Hair Loss and Dry Skin

The female hormones play diverse roles in the body beyond the reproductive organs. In menopause there are changes that also affect the hair and skin. Thinning of the hair is one such change but menopause does not lead to balding in women. Another change that may be noticed is dryness of the skin. It is important to note that some of these changes can also occur with other hormone conditions, like hypothyroidism (underactive thyroid gland).

Sleep Problems

Many women report sleep problems during perimenopause and menopause. These sleep problems are often associated with anxiety and depression. Apart from the effect of the hormonal changes on the sleep cycle, hot flashes and night sweats can further disrupt sleep patterns. It continues till after menopause and many post-menopausal women also reported breathing problems during sleep.
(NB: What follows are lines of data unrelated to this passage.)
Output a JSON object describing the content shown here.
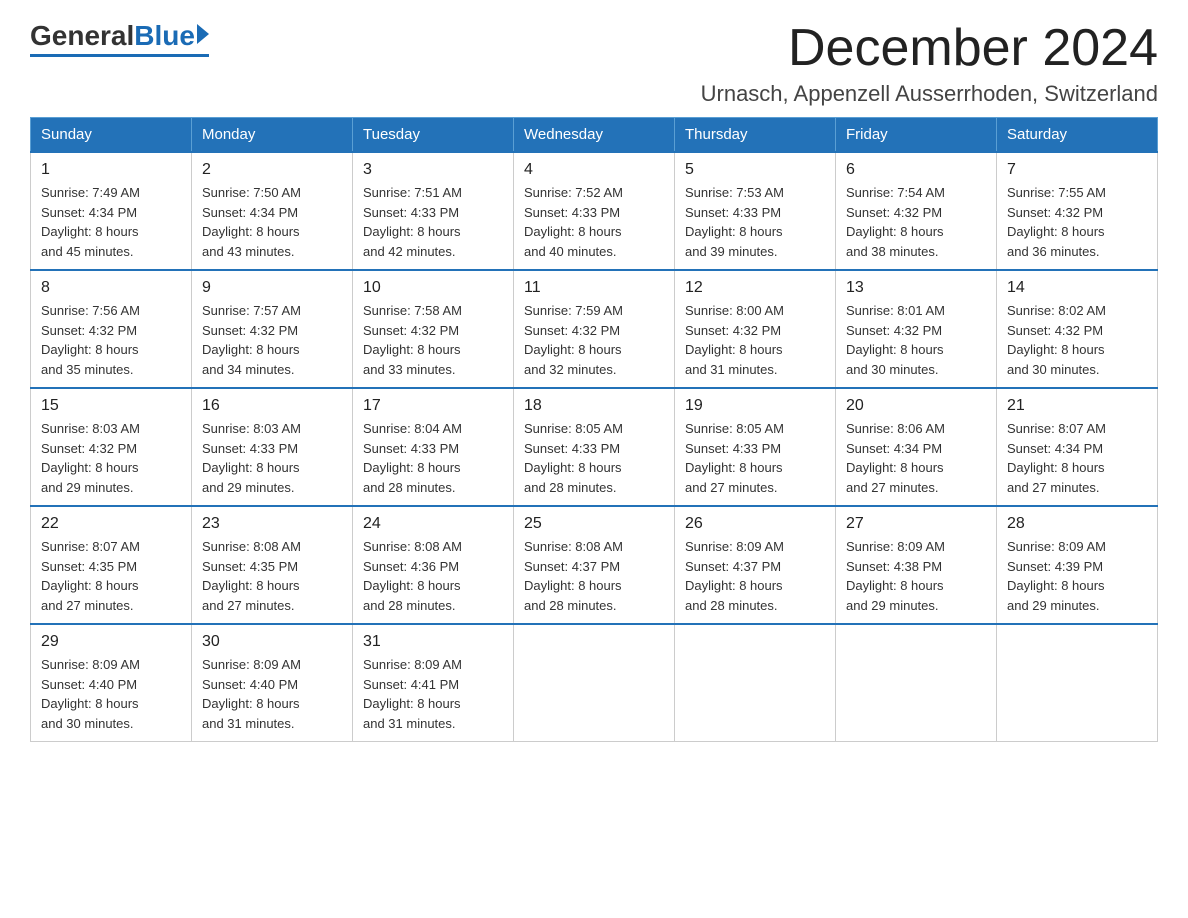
{
  "logo": {
    "general": "General",
    "blue": "Blue"
  },
  "header": {
    "month": "December 2024",
    "location": "Urnasch, Appenzell Ausserrhoden, Switzerland"
  },
  "days_of_week": [
    "Sunday",
    "Monday",
    "Tuesday",
    "Wednesday",
    "Thursday",
    "Friday",
    "Saturday"
  ],
  "weeks": [
    [
      {
        "day": "1",
        "sunrise": "7:49 AM",
        "sunset": "4:34 PM",
        "daylight": "8 hours and 45 minutes."
      },
      {
        "day": "2",
        "sunrise": "7:50 AM",
        "sunset": "4:34 PM",
        "daylight": "8 hours and 43 minutes."
      },
      {
        "day": "3",
        "sunrise": "7:51 AM",
        "sunset": "4:33 PM",
        "daylight": "8 hours and 42 minutes."
      },
      {
        "day": "4",
        "sunrise": "7:52 AM",
        "sunset": "4:33 PM",
        "daylight": "8 hours and 40 minutes."
      },
      {
        "day": "5",
        "sunrise": "7:53 AM",
        "sunset": "4:33 PM",
        "daylight": "8 hours and 39 minutes."
      },
      {
        "day": "6",
        "sunrise": "7:54 AM",
        "sunset": "4:32 PM",
        "daylight": "8 hours and 38 minutes."
      },
      {
        "day": "7",
        "sunrise": "7:55 AM",
        "sunset": "4:32 PM",
        "daylight": "8 hours and 36 minutes."
      }
    ],
    [
      {
        "day": "8",
        "sunrise": "7:56 AM",
        "sunset": "4:32 PM",
        "daylight": "8 hours and 35 minutes."
      },
      {
        "day": "9",
        "sunrise": "7:57 AM",
        "sunset": "4:32 PM",
        "daylight": "8 hours and 34 minutes."
      },
      {
        "day": "10",
        "sunrise": "7:58 AM",
        "sunset": "4:32 PM",
        "daylight": "8 hours and 33 minutes."
      },
      {
        "day": "11",
        "sunrise": "7:59 AM",
        "sunset": "4:32 PM",
        "daylight": "8 hours and 32 minutes."
      },
      {
        "day": "12",
        "sunrise": "8:00 AM",
        "sunset": "4:32 PM",
        "daylight": "8 hours and 31 minutes."
      },
      {
        "day": "13",
        "sunrise": "8:01 AM",
        "sunset": "4:32 PM",
        "daylight": "8 hours and 30 minutes."
      },
      {
        "day": "14",
        "sunrise": "8:02 AM",
        "sunset": "4:32 PM",
        "daylight": "8 hours and 30 minutes."
      }
    ],
    [
      {
        "day": "15",
        "sunrise": "8:03 AM",
        "sunset": "4:32 PM",
        "daylight": "8 hours and 29 minutes."
      },
      {
        "day": "16",
        "sunrise": "8:03 AM",
        "sunset": "4:33 PM",
        "daylight": "8 hours and 29 minutes."
      },
      {
        "day": "17",
        "sunrise": "8:04 AM",
        "sunset": "4:33 PM",
        "daylight": "8 hours and 28 minutes."
      },
      {
        "day": "18",
        "sunrise": "8:05 AM",
        "sunset": "4:33 PM",
        "daylight": "8 hours and 28 minutes."
      },
      {
        "day": "19",
        "sunrise": "8:05 AM",
        "sunset": "4:33 PM",
        "daylight": "8 hours and 27 minutes."
      },
      {
        "day": "20",
        "sunrise": "8:06 AM",
        "sunset": "4:34 PM",
        "daylight": "8 hours and 27 minutes."
      },
      {
        "day": "21",
        "sunrise": "8:07 AM",
        "sunset": "4:34 PM",
        "daylight": "8 hours and 27 minutes."
      }
    ],
    [
      {
        "day": "22",
        "sunrise": "8:07 AM",
        "sunset": "4:35 PM",
        "daylight": "8 hours and 27 minutes."
      },
      {
        "day": "23",
        "sunrise": "8:08 AM",
        "sunset": "4:35 PM",
        "daylight": "8 hours and 27 minutes."
      },
      {
        "day": "24",
        "sunrise": "8:08 AM",
        "sunset": "4:36 PM",
        "daylight": "8 hours and 28 minutes."
      },
      {
        "day": "25",
        "sunrise": "8:08 AM",
        "sunset": "4:37 PM",
        "daylight": "8 hours and 28 minutes."
      },
      {
        "day": "26",
        "sunrise": "8:09 AM",
        "sunset": "4:37 PM",
        "daylight": "8 hours and 28 minutes."
      },
      {
        "day": "27",
        "sunrise": "8:09 AM",
        "sunset": "4:38 PM",
        "daylight": "8 hours and 29 minutes."
      },
      {
        "day": "28",
        "sunrise": "8:09 AM",
        "sunset": "4:39 PM",
        "daylight": "8 hours and 29 minutes."
      }
    ],
    [
      {
        "day": "29",
        "sunrise": "8:09 AM",
        "sunset": "4:40 PM",
        "daylight": "8 hours and 30 minutes."
      },
      {
        "day": "30",
        "sunrise": "8:09 AM",
        "sunset": "4:40 PM",
        "daylight": "8 hours and 31 minutes."
      },
      {
        "day": "31",
        "sunrise": "8:09 AM",
        "sunset": "4:41 PM",
        "daylight": "8 hours and 31 minutes."
      },
      null,
      null,
      null,
      null
    ]
  ],
  "labels": {
    "sunrise": "Sunrise: ",
    "sunset": "Sunset: ",
    "daylight": "Daylight: "
  }
}
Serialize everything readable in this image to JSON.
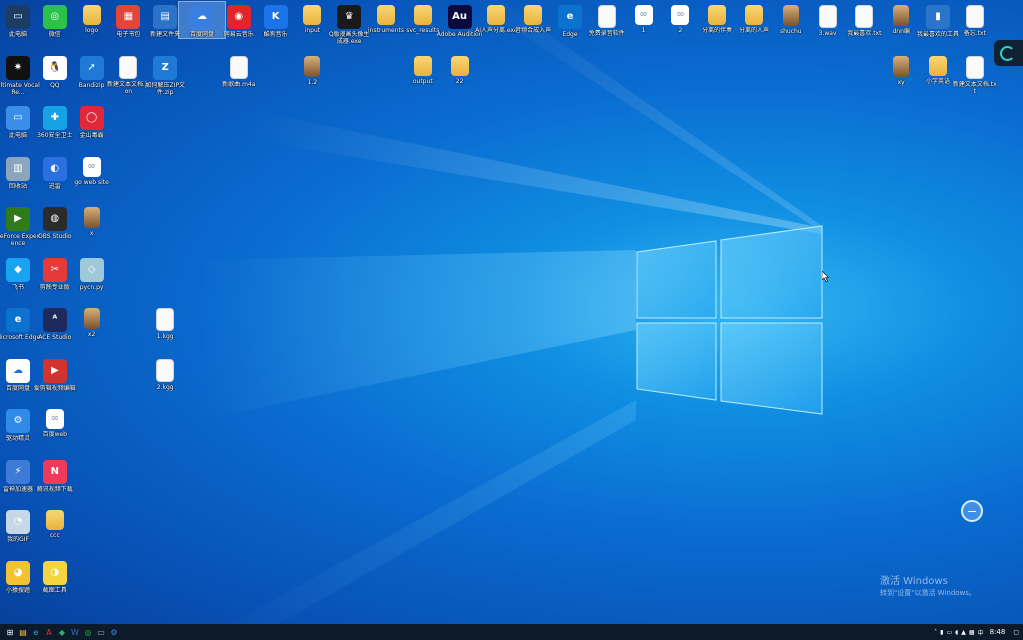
{
  "desktop": {
    "icons": [
      {
        "label": "此电脑",
        "kind": "app",
        "color": "#1d3c64",
        "glyph": "▭",
        "col": 0,
        "row": 0
      },
      {
        "label": "微信",
        "kind": "app",
        "color": "#2cc14a",
        "glyph": "◎",
        "col": 1,
        "row": 0
      },
      {
        "label": "logo",
        "kind": "folder",
        "col": 2,
        "row": 0
      },
      {
        "label": "电子书包",
        "kind": "app",
        "color": "#e0463a",
        "glyph": "▦",
        "col": 3,
        "row": 0
      },
      {
        "label": "新建文件夹",
        "kind": "app",
        "color": "#2b72c8",
        "glyph": "▤",
        "col": 4,
        "row": 0
      },
      {
        "label": "百度网盘",
        "kind": "app",
        "color": "#3a7fe0",
        "glyph": "☁",
        "col": 5,
        "row": 0,
        "selected": true
      },
      {
        "label": "网易云音乐",
        "kind": "app",
        "color": "#e0262b",
        "glyph": "◉",
        "col": 6,
        "row": 0
      },
      {
        "label": "酷狗音乐",
        "kind": "app",
        "color": "#1b73e8",
        "glyph": "K",
        "col": 7,
        "row": 0
      },
      {
        "label": "input",
        "kind": "folder",
        "col": 8,
        "row": 0
      },
      {
        "label": "Q版漫画头像生成器.exe",
        "kind": "app",
        "color": "#1a1a1a",
        "glyph": "♛",
        "col": 9,
        "row": 0
      },
      {
        "label": "instruments",
        "kind": "folder",
        "col": 10,
        "row": 0
      },
      {
        "label": "svc_results",
        "kind": "folder",
        "col": 11,
        "row": 0
      },
      {
        "label": "Adobe Audition",
        "kind": "app",
        "color": "#0a0a3c",
        "glyph": "Au",
        "col": 12,
        "row": 0
      },
      {
        "label": "AI人声分离.exe",
        "kind": "folder",
        "col": 13,
        "row": 0
      },
      {
        "label": "音频合成入声",
        "kind": "folder",
        "col": 14,
        "row": 0
      },
      {
        "label": "Edge",
        "kind": "app",
        "color": "#0b72cf",
        "glyph": "e",
        "col": 15,
        "row": 0
      },
      {
        "label": "免费录音软件",
        "kind": "file",
        "col": 16,
        "row": 0
      },
      {
        "label": "1",
        "kind": "web",
        "col": 17,
        "row": 0
      },
      {
        "label": "2",
        "kind": "web",
        "col": 18,
        "row": 0
      },
      {
        "label": "分离的伴奏",
        "kind": "folder",
        "col": 19,
        "row": 0
      },
      {
        "label": "分离的人声",
        "kind": "folder",
        "col": 20,
        "row": 0
      },
      {
        "label": "shuchu",
        "kind": "photo",
        "col": 21,
        "row": 0
      },
      {
        "label": "3.wav",
        "kind": "file",
        "col": 22,
        "row": 0
      },
      {
        "label": "我最喜欢.txt",
        "kind": "file",
        "col": 23,
        "row": 0
      },
      {
        "label": "dnn编",
        "kind": "photo",
        "col": 24,
        "row": 0
      },
      {
        "label": "我最喜欢的工具",
        "kind": "app",
        "color": "#2a74c9",
        "glyph": "▮",
        "col": 25,
        "row": 0
      },
      {
        "label": "备忘.txt",
        "kind": "file",
        "col": 26,
        "row": 0
      },
      {
        "label": "Ultimate Vocal Re...",
        "kind": "app",
        "color": "#111",
        "glyph": "✷",
        "col": 0,
        "row": 1
      },
      {
        "label": "QQ",
        "kind": "app",
        "color": "#ffffff",
        "glyph": "🐧",
        "col": 1,
        "row": 1
      },
      {
        "label": "Bandizip",
        "kind": "app",
        "color": "#1e7ad4",
        "glyph": "➚",
        "col": 2,
        "row": 1
      },
      {
        "label": "新建文本文档.json",
        "kind": "file",
        "col": 3,
        "row": 1
      },
      {
        "label": "如何解压ZIP文件.zip",
        "kind": "app",
        "color": "#1e7ad4",
        "glyph": "Z",
        "col": 4,
        "row": 1
      },
      {
        "label": "新歌曲.m4a",
        "kind": "file",
        "col": 6,
        "row": 1
      },
      {
        "label": "1.2",
        "kind": "photo",
        "col": 8,
        "row": 1
      },
      {
        "label": "output",
        "kind": "folder",
        "col": 11,
        "row": 1
      },
      {
        "label": "22",
        "kind": "folder",
        "col": 12,
        "row": 1
      },
      {
        "label": "xy",
        "kind": "photo",
        "col": 24,
        "row": 1
      },
      {
        "label": "小学英语",
        "kind": "folder",
        "col": 25,
        "row": 1
      },
      {
        "label": "新建文本文档.txt",
        "kind": "file",
        "col": 26,
        "row": 1
      },
      {
        "label": "此电脑",
        "kind": "app",
        "color": "#3b8ee8",
        "glyph": "▭",
        "col": 0,
        "row": 2
      },
      {
        "label": "360安全卫士",
        "kind": "app",
        "color": "#17a2e6",
        "glyph": "✚",
        "col": 1,
        "row": 2
      },
      {
        "label": "金山毒霸",
        "kind": "app",
        "color": "#e22838",
        "glyph": "◯",
        "col": 2,
        "row": 2
      },
      {
        "label": "回收站",
        "kind": "app",
        "color": "#8ba6bc",
        "glyph": "▥",
        "col": 0,
        "row": 3
      },
      {
        "label": "迅雷",
        "kind": "app",
        "color": "#2b70e0",
        "glyph": "◐",
        "col": 1,
        "row": 3
      },
      {
        "label": "go web site",
        "kind": "web",
        "col": 2,
        "row": 3
      },
      {
        "label": "GeForce Experience",
        "kind": "app",
        "color": "#2f7a19",
        "glyph": "▶",
        "col": 0,
        "row": 4
      },
      {
        "label": "OBS Studio",
        "kind": "app",
        "color": "#2b2b2b",
        "glyph": "◍",
        "col": 1,
        "row": 4
      },
      {
        "label": "x",
        "kind": "photo",
        "col": 2,
        "row": 4
      },
      {
        "label": "飞书",
        "kind": "app",
        "color": "#19a3f0",
        "glyph": "◆",
        "col": 0,
        "row": 5
      },
      {
        "label": "剪映专业版",
        "kind": "app",
        "color": "#e43a3a",
        "glyph": "✂",
        "col": 1,
        "row": 5
      },
      {
        "label": "pycn.py",
        "kind": "app",
        "color": "#9fc8d8",
        "glyph": "◇",
        "col": 2,
        "row": 5
      },
      {
        "label": "Microsoft Edge",
        "kind": "app",
        "color": "#0b72cf",
        "glyph": "e",
        "col": 0,
        "row": 6
      },
      {
        "label": "ACE Studio",
        "kind": "app",
        "color": "#1f2a5c",
        "glyph": "ᴬ",
        "col": 1,
        "row": 6
      },
      {
        "label": "x2",
        "kind": "photo",
        "col": 2,
        "row": 6
      },
      {
        "label": "1.kgg",
        "kind": "file",
        "col": 4,
        "row": 6
      },
      {
        "label": "百度网盘",
        "kind": "app",
        "color": "#ffffff",
        "glyph": "☁",
        "col": 0,
        "row": 7
      },
      {
        "label": "爱剪辑视频编辑",
        "kind": "app",
        "color": "#d4322c",
        "glyph": "▶",
        "col": 1,
        "row": 7
      },
      {
        "label": "2.kgg",
        "kind": "file",
        "col": 4,
        "row": 7
      },
      {
        "label": "驱动精灵",
        "kind": "app",
        "color": "#2f8ae8",
        "glyph": "⚙",
        "col": 0,
        "row": 8
      },
      {
        "label": "百度web",
        "kind": "web",
        "col": 1,
        "row": 8
      },
      {
        "label": "雷神加速器",
        "kind": "app",
        "color": "#3f7bd6",
        "glyph": "⚡",
        "col": 0,
        "row": 9
      },
      {
        "label": "腾讯视频下载",
        "kind": "app",
        "color": "#f03a5b",
        "glyph": "N",
        "col": 1,
        "row": 9
      },
      {
        "label": "我的GIF",
        "kind": "app",
        "color": "#c7d7e6",
        "glyph": "◔",
        "col": 0,
        "row": 10
      },
      {
        "label": "ccc",
        "kind": "folder",
        "col": 1,
        "row": 10
      },
      {
        "label": "小猿搜题",
        "kind": "app",
        "color": "#f3c233",
        "glyph": "◕",
        "col": 0,
        "row": 11
      },
      {
        "label": "截图工具",
        "kind": "app",
        "color": "#f5d442",
        "glyph": "◑",
        "col": 1,
        "row": 11
      }
    ]
  },
  "watermark": {
    "line1": "激活 Windows",
    "line2": "转到\"设置\"以激活 Windows。"
  },
  "taskbar": {
    "apps": [
      {
        "name": "start-button",
        "glyph": "⊞",
        "color": "#ffffff"
      },
      {
        "name": "file-explorer",
        "glyph": "▤",
        "color": "#f3c243"
      },
      {
        "name": "edge-browser",
        "glyph": "e",
        "color": "#2aa3f0"
      },
      {
        "name": "adobe-app",
        "glyph": "A",
        "color": "#e2322f"
      },
      {
        "name": "photos-app",
        "glyph": "◆",
        "color": "#3aa86b"
      },
      {
        "name": "word-app",
        "glyph": "W",
        "color": "#2b6fd6"
      },
      {
        "name": "wechat-app",
        "glyph": "◎",
        "color": "#2cc14a"
      },
      {
        "name": "terminal-app",
        "glyph": "▭",
        "color": "#9ab4cc"
      },
      {
        "name": "settings-app",
        "glyph": "⚙",
        "color": "#3a87e6"
      }
    ],
    "tray": {
      "icons": [
        "chevron-up-icon",
        "microphone-icon",
        "display-icon",
        "speaker-icon",
        "network-icon",
        "keyboard-icon",
        "ime-icon"
      ],
      "time": "8:48"
    }
  }
}
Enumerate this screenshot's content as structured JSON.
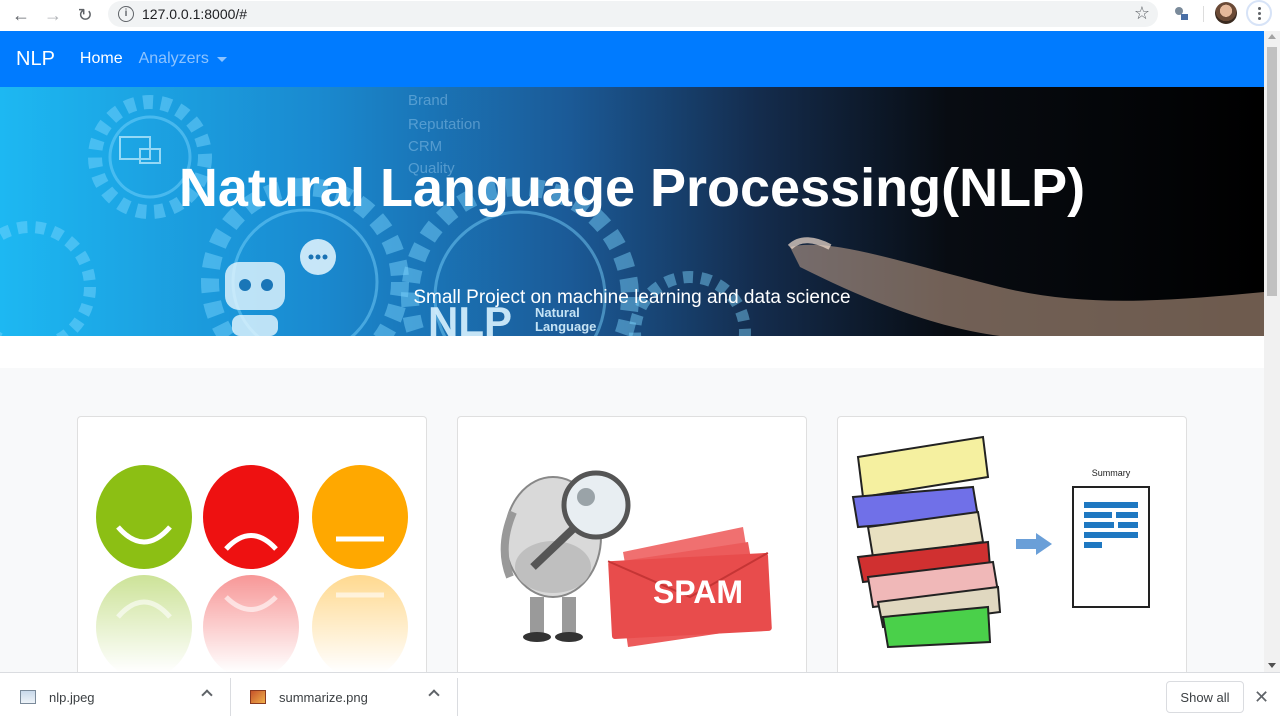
{
  "browser": {
    "url": "127.0.0.1:8000/#"
  },
  "navbar": {
    "brand": "NLP",
    "home": "Home",
    "analyzers": "Analyzers"
  },
  "hero": {
    "title": "Natural Language Processing(NLP)",
    "subtitle": "Small Project on machine learning and data science",
    "image_text": "NLP",
    "image_caption_1": "Natural",
    "image_caption_2": "Language",
    "background_words": [
      "Brand",
      "Reputation",
      "CRM",
      "Quality"
    ]
  },
  "cards": {
    "spam_label": "SPAM",
    "summary_label": "Summary"
  },
  "downloads": {
    "items": [
      {
        "name": "nlp.jpeg"
      },
      {
        "name": "summarize.png"
      }
    ],
    "show_all": "Show all"
  },
  "colors": {
    "navbar": "#007bff",
    "happy": "#8cbf14",
    "sad": "#ee1111",
    "neutral": "#ffa800",
    "spam_envelope": "#e84c4c",
    "summary_bars": "#1f78c1"
  }
}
Weight Gain and Low Energy

Menopause does not cause obesity. However, many women will experience slight to moderate weight gain and it is often associated with a slow down in metabolism. There are also low energy levels reported and reduced physical activity can further contribute to weight gain. Other causes of weight gain and low energy levels also need to be excluded, such as hypothyroidism, which may be more likely to affect women in this age group.

Reduced Breast Fullness

The breast tissue is highly sensitive to the female hormone levels. As these hormone levels decline, there are also changes in the breasts that may be noticed. This is often reported as the breast being less full or sagging to some extent. Changes in the breast, such as tenderness and swelling, which occur with the fluctuations in the menstrual cycle also do not occur.